Cloudy: Modeling the Emission From Astrophysical Nebulae

G.J. Ferland
University of Kentucky

Session ID: T6.02   Type: oral

Abstract:

The emission line spectra of HII Regions, Planetary Nebulae, nova shells, Seyfert galaxies, and quasars contain quantitative information about the chemical composition of the emitting gas, and the luminosity of the central object. These lines are produced by warm (~10^4 K) gas with moderate to low density (n < 10^{12} cm^{-3}). Such gas is far from thermodynamic equilibrium and its physical conditions cannot be known from analytical theory. Rather, the observed spectrum is the result of a host of microphysical processes that must be numerically simulated in detail. I have been developing Cloudy, a large-scale code designed to simulate non-equilibrium plasmas and predict their spectra. The ionization, level populations, and electron temperature are determined as a function of depth by self-consistently solving the equations of statistical and thermal equilibrium.
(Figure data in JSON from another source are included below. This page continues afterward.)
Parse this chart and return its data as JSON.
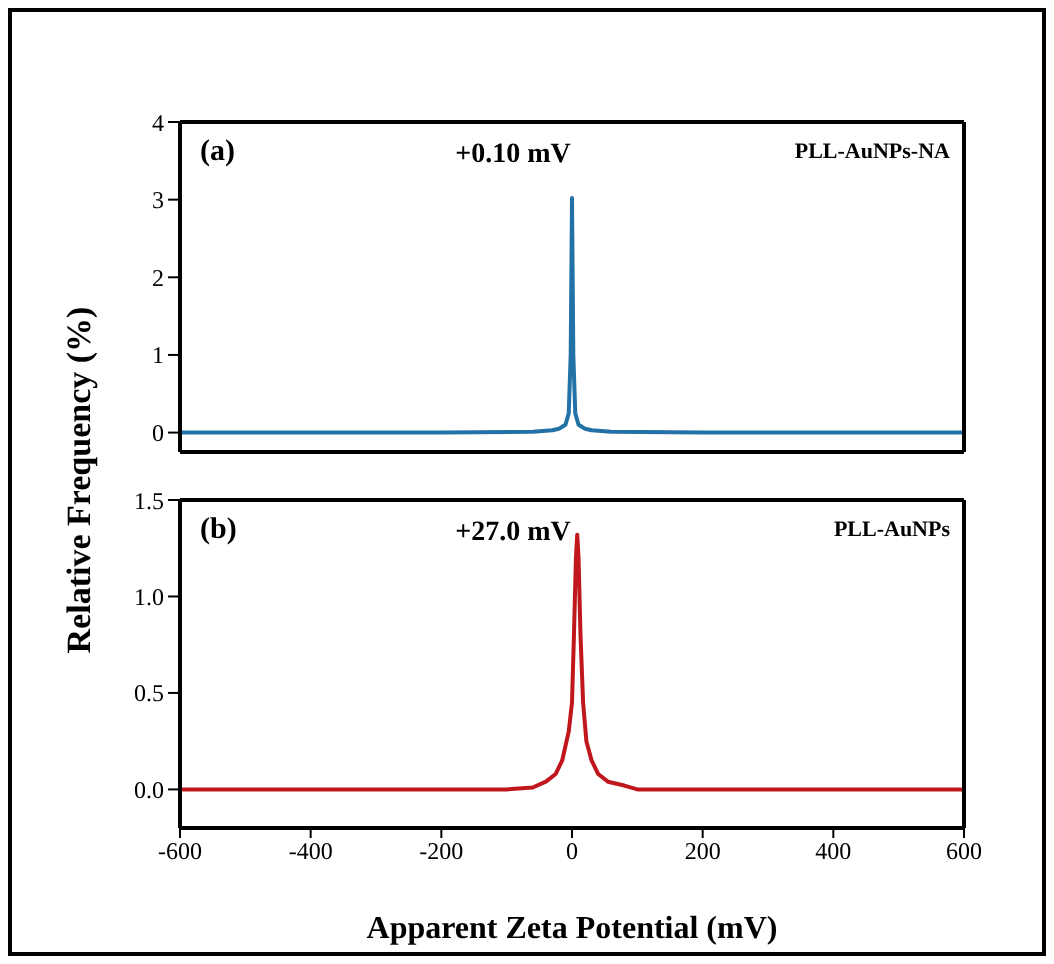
{
  "chart_data": [
    {
      "type": "line",
      "ylabel": "Relative Frequency (%)",
      "annotations": [
        "(a)",
        "+0.10 mV",
        "PLL-AuNPs-NA"
      ],
      "xlim": [
        -600,
        600
      ],
      "ylim": [
        -0.25,
        4
      ],
      "yticks": [
        0,
        1,
        2,
        3,
        4
      ],
      "tick_labels": "y",
      "marker": "none",
      "line_style": "solid",
      "series": [
        {
          "color": "#2272a8",
          "x": [
            -600,
            -200,
            -60,
            -30,
            -20,
            -10,
            -5,
            -2,
            0,
            2,
            5,
            10,
            20,
            30,
            60,
            200,
            600
          ],
          "values": [
            0,
            0,
            0.01,
            0.03,
            0.05,
            0.1,
            0.25,
            1.0,
            3.02,
            1.0,
            0.25,
            0.1,
            0.05,
            0.03,
            0.01,
            0,
            0
          ]
        }
      ]
    },
    {
      "type": "line",
      "xlabel": "Apparent Zeta Potential (mV)",
      "annotations": [
        "(b)",
        "+27.0 mV",
        "PLL-AuNPs"
      ],
      "xlim": [
        -600,
        600
      ],
      "xticks": [
        -600,
        -400,
        -200,
        0,
        200,
        400,
        600
      ],
      "ylim": [
        -0.2,
        1.5
      ],
      "yticks": [
        {
          "value": 0,
          "label": "0.0"
        },
        {
          "value": 0.5,
          "label": "0.5"
        },
        {
          "value": 1,
          "label": "1.0"
        },
        {
          "value": 1.5,
          "label": "1.5"
        }
      ],
      "marker": "none",
      "line_style": "solid",
      "series": [
        {
          "color": "#c0161d",
          "x": [
            -600,
            -100,
            -60,
            -40,
            -25,
            -15,
            -5,
            0,
            3,
            6,
            8,
            10,
            13,
            17,
            22,
            30,
            40,
            55,
            80,
            100,
            600
          ],
          "values": [
            0,
            0,
            0.01,
            0.04,
            0.08,
            0.15,
            0.3,
            0.45,
            0.8,
            1.2,
            1.32,
            1.2,
            0.8,
            0.45,
            0.25,
            0.15,
            0.08,
            0.04,
            0.02,
            0,
            0
          ]
        }
      ]
    }
  ]
}
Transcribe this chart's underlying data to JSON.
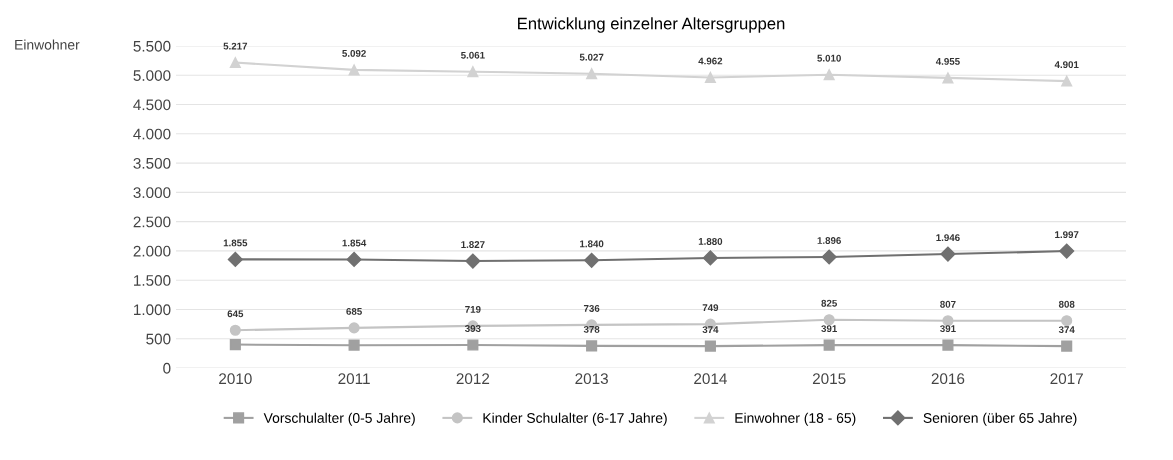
{
  "chart_data": {
    "type": "line",
    "title": "Entwicklung einzelner Altersgruppen",
    "ylabel": "Einwohner",
    "categories": [
      "2010",
      "2011",
      "2012",
      "2013",
      "2014",
      "2015",
      "2016",
      "2017"
    ],
    "ylim": [
      0,
      5500
    ],
    "yticks": [
      {
        "value": 0,
        "label": "0"
      },
      {
        "value": 500,
        "label": "500"
      },
      {
        "value": 1000,
        "label": "1.000"
      },
      {
        "value": 1500,
        "label": "1.500"
      },
      {
        "value": 2000,
        "label": "2.000"
      },
      {
        "value": 2500,
        "label": "2.500"
      },
      {
        "value": 3000,
        "label": "3.000"
      },
      {
        "value": 3500,
        "label": "3.500"
      },
      {
        "value": 4000,
        "label": "4.000"
      },
      {
        "value": 4500,
        "label": "4.500"
      },
      {
        "value": 5000,
        "label": "5.000"
      },
      {
        "value": 5500,
        "label": "5.500"
      }
    ],
    "grid": "y",
    "legend": "bottom",
    "series": [
      {
        "name": "Vorschulalter (0-5 Jahre)",
        "color": "#a0a0a0",
        "marker": "square",
        "values": [
          400,
          390,
          393,
          378,
          374,
          391,
          391,
          374
        ],
        "value_labels": [
          null,
          null,
          "393",
          "378",
          "374",
          "391",
          "391",
          "374"
        ]
      },
      {
        "name": "Kinder Schulalter (6-17 Jahre)",
        "color": "#c4c4c4",
        "marker": "circle",
        "values": [
          645,
          685,
          719,
          736,
          749,
          825,
          807,
          808
        ],
        "value_labels": [
          "645",
          "685",
          "719",
          "736",
          "749",
          "825",
          "807",
          "808"
        ]
      },
      {
        "name": "Einwohner (18 - 65)",
        "color": "#d2d2d2",
        "marker": "triangle",
        "values": [
          5217,
          5092,
          5061,
          5027,
          4962,
          5010,
          4955,
          4901
        ],
        "value_labels": [
          "5.217",
          "5.092",
          "5.061",
          "5.027",
          "4.962",
          "5.010",
          "4.955",
          "4.901"
        ]
      },
      {
        "name": "Senioren (über 65 Jahre)",
        "color": "#707070",
        "marker": "diamond",
        "values": [
          1855,
          1854,
          1827,
          1840,
          1880,
          1896,
          1946,
          1997
        ],
        "value_labels": [
          "1.855",
          "1.854",
          "1.827",
          "1.840",
          "1.880",
          "1.896",
          "1.946",
          "1.997"
        ]
      }
    ]
  }
}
Lines and continua are optically thick and their transport must be treated in detail. Predictions of the intensities of thousands of lines and the column densities of all constituents result from the specification of only the incident continuum, gas density, and its composition. By their nature, such calculations involve enormous quantities of atomic/molecular data describing a host of microphysical processes, and the codes involved are at the forefront of modern computational astrophysics. We are witnessing first light of a large number of new optical to infrared observational facilities, and we will soon be in a position to obtain spectra of faint objects with unprecedented precision. The basic atomic data base is growing in both precision and size, and high-end workstations have the power of yesterday's s supercomputers. Large scale numerical simulations and spectral synthesis can now be done with unprecedented precision and facility, and provide a powerful analysis tool to complement these observational facilities.